第15話
〇
「はぁ。疲れたー」
「先生、今日は岩沢のおごり無いの?」
「無さそうだね、早く帰りなよ」
「はいはーい、早紀帰るよ」
「さよなら」
「はい、さよなら」
木口は訓練用運動場の鍵を返すため、教職員室に向かった。
鍵を返して、メールの返信だけでもするかとPCの電源を付ける。
メールの返信というのは、コラボ依頼のお返事だ。
生徒のためになるならいいのだが、どう考えても岩沢さん目当てが大半だ。
そのため、断りのメールを返すのだが今日は違った。
メールの送り主が探索者高校時代の同級生で、内容を読んでいくと、高校でダンジョン配信部の顧問になったらしい。

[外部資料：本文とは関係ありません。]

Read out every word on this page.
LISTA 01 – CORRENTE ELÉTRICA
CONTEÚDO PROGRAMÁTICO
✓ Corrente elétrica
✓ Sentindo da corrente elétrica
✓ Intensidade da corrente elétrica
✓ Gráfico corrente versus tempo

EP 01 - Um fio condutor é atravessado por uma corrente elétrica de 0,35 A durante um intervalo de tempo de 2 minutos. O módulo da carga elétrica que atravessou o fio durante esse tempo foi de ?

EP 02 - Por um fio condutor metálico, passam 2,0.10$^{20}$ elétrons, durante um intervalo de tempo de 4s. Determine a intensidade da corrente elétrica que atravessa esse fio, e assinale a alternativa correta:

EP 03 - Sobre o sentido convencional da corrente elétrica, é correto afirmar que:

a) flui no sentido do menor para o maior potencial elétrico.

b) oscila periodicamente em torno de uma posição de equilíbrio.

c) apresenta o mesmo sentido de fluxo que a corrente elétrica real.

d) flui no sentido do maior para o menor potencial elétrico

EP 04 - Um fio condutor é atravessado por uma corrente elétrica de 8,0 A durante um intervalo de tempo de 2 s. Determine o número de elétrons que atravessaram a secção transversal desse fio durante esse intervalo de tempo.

通常であれば断るのだが、同級生ということで相談だけでもしてみようかと考えている。
それに、高校のダンジョン配信部同士のコラボなら、順当なコラボ相手だろう。
上級探索者チームとコラボなんてしたら、炎上しそうで恐ろしい。
コラボ内容だが、その高校の近くにあるF級ダンジョンの攻略配信ということだった。
どのくらいを目指して攻略と言っているのか分からないが、最終層までの攻略なら岩沢さんは断るだろう。
そこら辺を詰めてから、岩沢さんには相談しよう。
メールの下の方には、コラボするとしたら夏休みになるだろうと書かれてあった。
〇
「はあ。何ですか?」
『樋山、そっちに7月下旬くらいに向かうから』
「チームの事務所で泊まる気ですか?」
『そう言ってるでしょ』
「泊まるとは言ってませんけど」
『仁が表に出てきたからね。会わないわけにはいかないんだよ』
「そっちもどうにかしろってことですか?」
『よく分かってるじゃん。日付が決まったら連絡してもらうから』
「会う日付ってこと……切った」
『魔女』からの連絡だった。
岩沢さんと会う日付を7月下旬以降で設定して連絡すると、事務所へ泊まりに来るという事か。
A級探索者は横柄な人が多いな。
一先ず、岩沢さんに連絡しよう。
スマホから連絡先を探していると、着信があった。
『魔女』からではない。
「はい」
『お、樋山? オレオレ』
「今時流行らないんですよ、そういうの」
『誰か分かるのか?』
「一ツ橋さんですよね」
『おお分かるか。この番号は並木から聞いたんだ』
「さっき電話したばかりですよ」
『横で電話してたからな、俺も便乗させてくれと言ったら、自分で確認くらい取れってさ』
「そういう所は、まともなんですね」
『ははは、それで俺も岩沢と会いたいんだけど、セッティング頼める?』
「同じ日にしておきますよ」
『じゃあ、よろしくね』
『鉄壁』は『魔女』よりもまともだ。
『魔女』よりも無理難題を言わないし、優しい。
岩沢さんの予定を確認する前に、こちらの予定を調べると8月からが空いていた。
部活動外部指導員の岩沢さんは、8月となると夏休みか。
もしかしたら、合宿とかあったりするのかな。